Industry representatives lauded the FDA’s work to increase transparency on drug shortages, but said logistical questions remain on how to meet the reporting requirements, as well as how the FDA will use the volume of data to track industry shortages.

“When you look at the supply chain of an organization, it can become, or be, a very complicated web,” D’Agostino-Ferlisi said. She added it will take time for manufacturers to work with their suppliers to put together both the annual volume data and information on drug and API shortages.

With regard to the shortage reporting requirements, additional guidance is needed to clarify which treatments meet the definition of life-saving drug, D’Agostino-Ferlisi said. She also pointed out that details on the origins and impact of a potential shortage may not be “readily available to the applicant in a timely manner,” thus leading to potential delays in reporting.

Veda Walcott, vice president of global regulatory affairs and compliance at Catalent Pharma Solutions, expressed similar concerns over the deadlines for reporting supply pauses to the FDA.

“The tight timelines for reporting does cause some concern for the hundreds of products in which we will need to submit data, as it does take some time to update contractual agreements,” with suppliers, she said.

Walcott called for flexibility when reporting the possible impact of a disruption or discontinuance “when we don’t have clarity of the intended market or if the product is intended for clinical or commercial supply.”

‘Learning Process’

The FDA is expected to receive an influx of data on Feb. 15, but Ashley Boam, director of the Office of Policy for Pharmaceutical Quality, said the agency will be well-prepared to “immediately jump into looking at the data and seeing what’s in there to make comparisons,” and identify potential disruptions in pharmaceutical supply chains.

FDA officials worked to clarify other aspects of the reporting requirements for industry members, including which actor would be required to report a shortage.

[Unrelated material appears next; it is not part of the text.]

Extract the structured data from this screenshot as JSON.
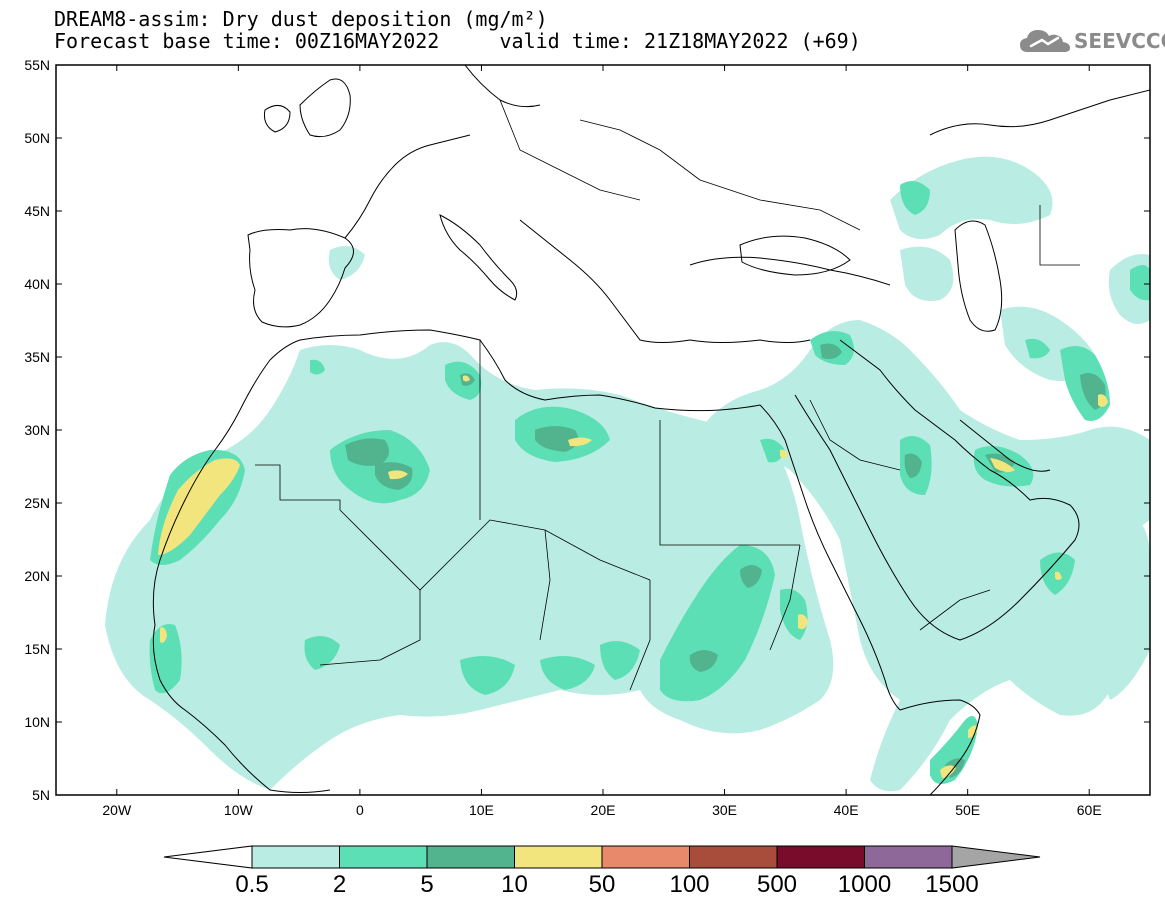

The reporting requirements under the CARES Act falls solely to the manufacturer of a specific drug or component experiencing a disruption, and not the sponsor of a particular drug application submitted to the FDA, Obinna Ugwu-Oju, divison director of CDER’s surveillance office within the Office of Pharmaceutical Quality, said.

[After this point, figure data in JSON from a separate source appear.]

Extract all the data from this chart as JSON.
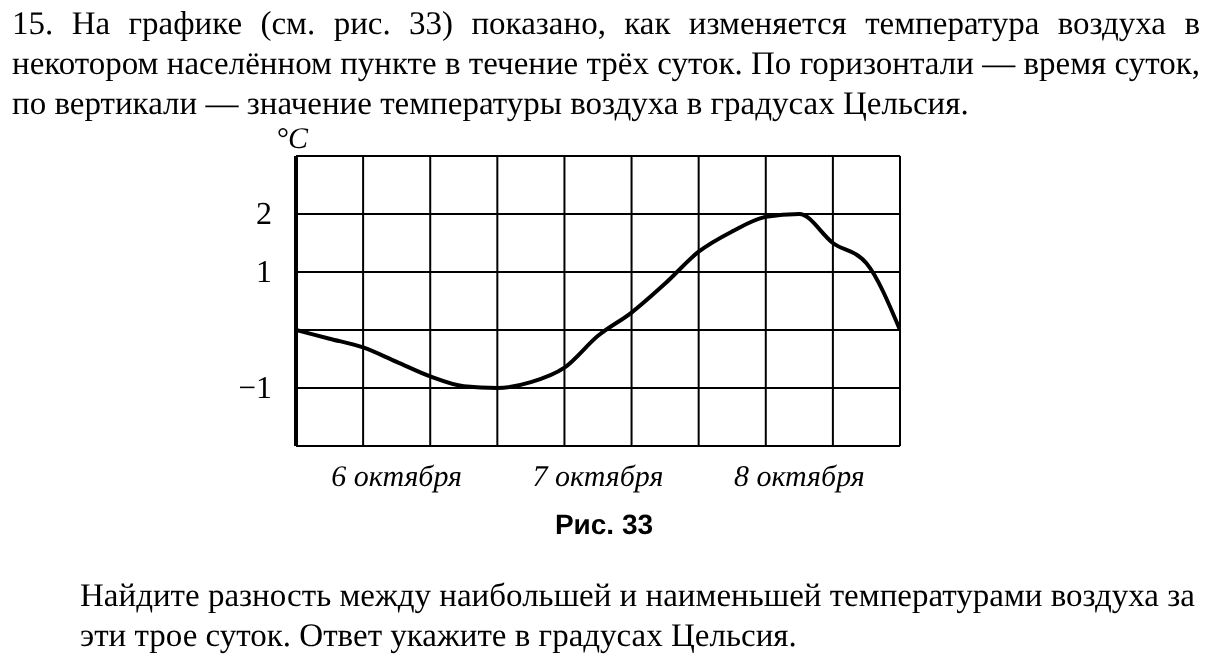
{
  "chart_data": {
    "type": "line",
    "title": "15. На графике (см. рис. 33) показано, как изменяется температура воздуха в некотором населённом пункте в течение трёх суток. По горизонтали — время суток, по вертикали — значение температуры воздуха в градусах Цельсия.",
    "ylabel": "°C",
    "annotations": [
      "Рис. 33",
      "Найдите разность между наибольшей и наименьшей температурами воздуха за эти трое суток. Ответ укажите в градусах Цельсия."
    ],
    "categories": [
      null,
      null,
      null,
      "6 октября",
      null,
      null,
      null,
      null,
      null,
      "7 октября",
      null,
      null,
      null,
      null,
      null,
      "8 октября",
      null,
      null,
      null
    ],
    "series": [
      {
        "color": "#000000",
        "values": [
          0,
          -0.15,
          -0.3,
          -0.55,
          -0.8,
          -0.97,
          -1.0,
          -0.9,
          -0.65,
          -0.1,
          0.3,
          0.8,
          1.35,
          1.7,
          1.95,
          2.0,
          1.5,
          1.15,
          0
        ]
      }
    ],
    "ylim": [
      -2,
      3
    ],
    "yticks": [
      {
        "value": -2,
        "label": null
      },
      {
        "value": -1,
        "label": "−1"
      },
      {
        "value": 0,
        "label": null
      },
      1,
      2,
      {
        "value": 3,
        "label": null
      }
    ],
    "grid": true
  }
}
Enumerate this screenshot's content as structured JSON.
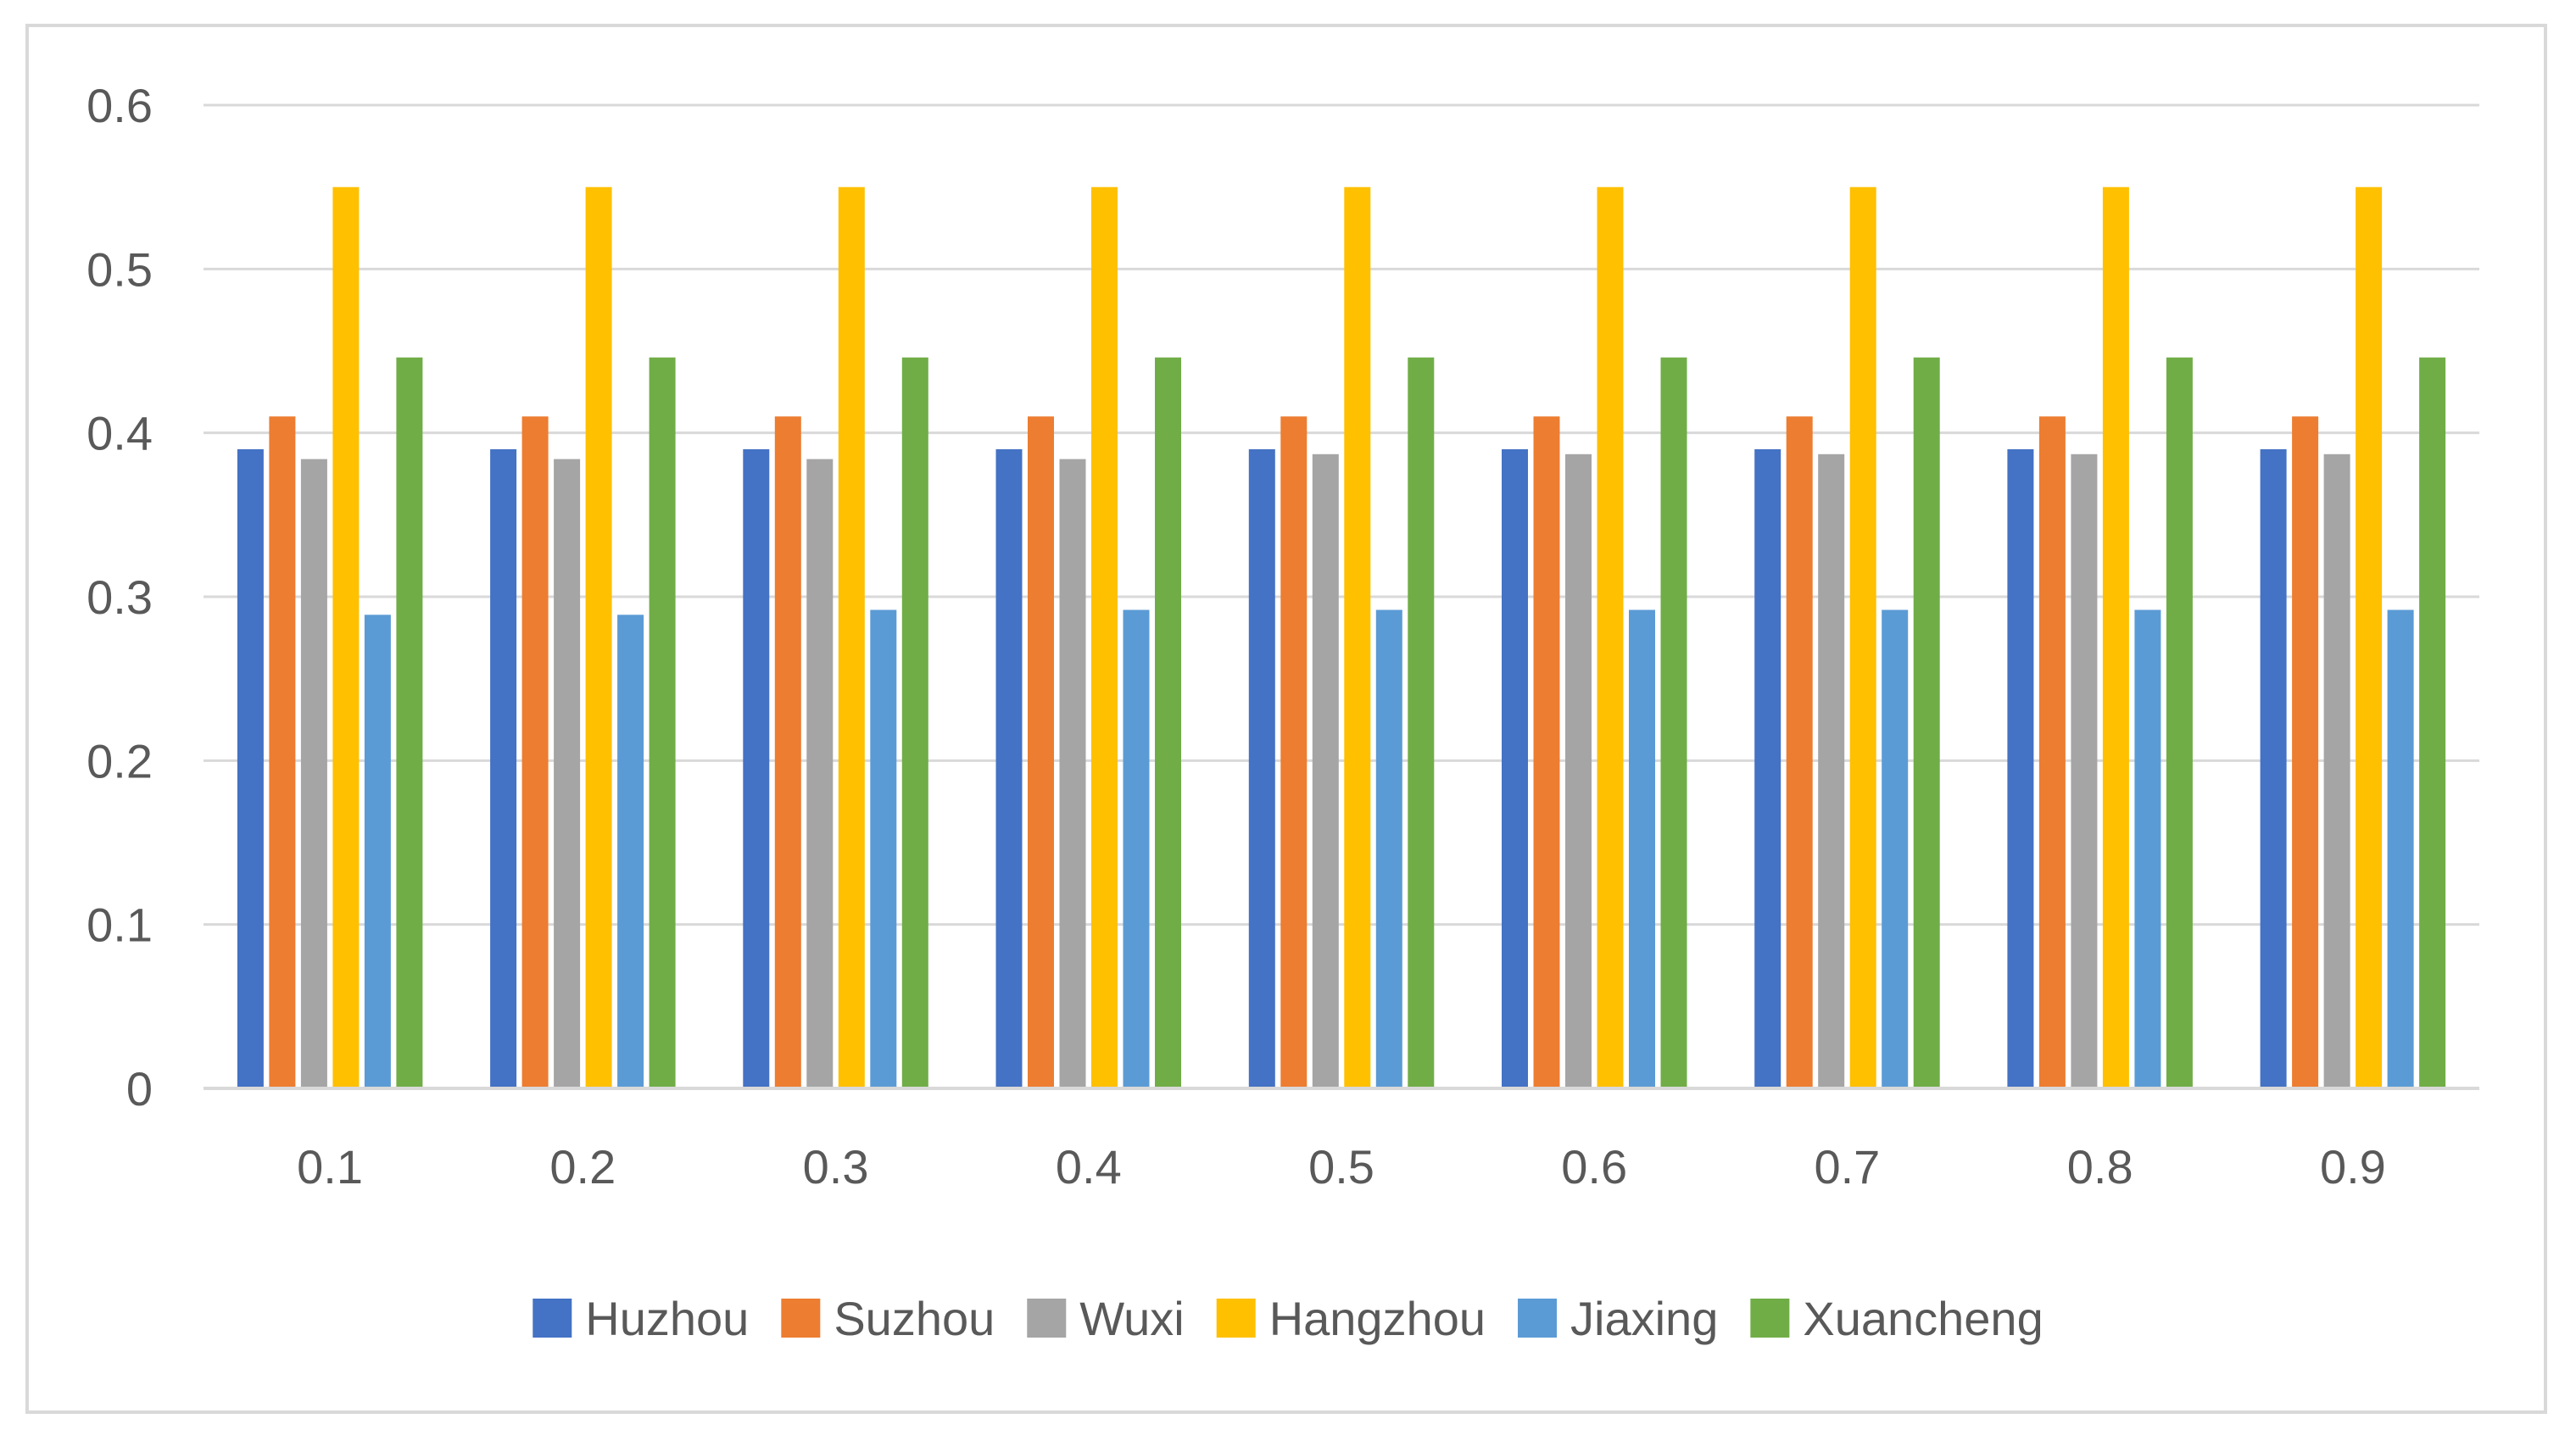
{
  "chart_data": {
    "type": "bar",
    "title": "",
    "xlabel": "",
    "ylabel": "",
    "categories": [
      "0.1",
      "0.2",
      "0.3",
      "0.4",
      "0.5",
      "0.6",
      "0.7",
      "0.8",
      "0.9"
    ],
    "ylim": [
      0,
      0.6
    ],
    "yticks": [
      "0",
      "0.1",
      "0.2",
      "0.3",
      "0.4",
      "0.5",
      "0.6"
    ],
    "grid": true,
    "legend_position": "bottom",
    "series": [
      {
        "name": "Huzhou",
        "color": "#4472C4",
        "values": [
          0.39,
          0.39,
          0.39,
          0.39,
          0.39,
          0.39,
          0.39,
          0.39,
          0.39
        ]
      },
      {
        "name": "Suzhou",
        "color": "#ED7D31",
        "values": [
          0.41,
          0.41,
          0.41,
          0.41,
          0.41,
          0.41,
          0.41,
          0.41,
          0.41
        ]
      },
      {
        "name": "Wuxi",
        "color": "#A5A5A5",
        "values": [
          0.384,
          0.384,
          0.384,
          0.384,
          0.387,
          0.387,
          0.387,
          0.387,
          0.387
        ]
      },
      {
        "name": "Hangzhou",
        "color": "#FFC000",
        "values": [
          0.55,
          0.55,
          0.55,
          0.55,
          0.55,
          0.55,
          0.55,
          0.55,
          0.55
        ]
      },
      {
        "name": "Jiaxing",
        "color": "#5B9BD5",
        "values": [
          0.289,
          0.289,
          0.292,
          0.292,
          0.292,
          0.292,
          0.292,
          0.292,
          0.292
        ]
      },
      {
        "name": "Xuancheng",
        "color": "#70AD47",
        "values": [
          0.446,
          0.446,
          0.446,
          0.446,
          0.446,
          0.446,
          0.446,
          0.446,
          0.446
        ]
      }
    ]
  }
}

D’Agostino-Ferlisi told Bloomberg Law that Apotex, the largest Canadian manufacturer of generic drugs, is “encouraged by the agency’s guidance on this topic” and looks forward to “working with the FDA as a we implement the reporting requirements.”

The agency released draft guidance in October to help registrants with the new requirements for reporting the annual volume of covered drugs manufactured, and is accepting public comments on the proposed document until Dec. 29.

In the coming months, the FDA plans to release additional guidance on notifying the FDA of a discontinuance or disruption in line with the CARES Act. Other guidance is also forthcoming on how a manufacturer of a specific drug, active pharmaceutical ingredient, or medical device can develop a risk management plan to evaluate the impacts of shortages on supply chains.

Even with the efforts to clarify agency guidance, Boam said the “first year of reporting is going to be a learning process for all of us.”

“Industry will help us recognize where maybe there’s some pieces where we need to provide additional guidance or where we need to clarify, or maybe there’s some unintended pieces that we didn’t think about,” Boam said. “Our goals are really to learn, so that we put the agency in a position to have the most accurate data possible going forward.”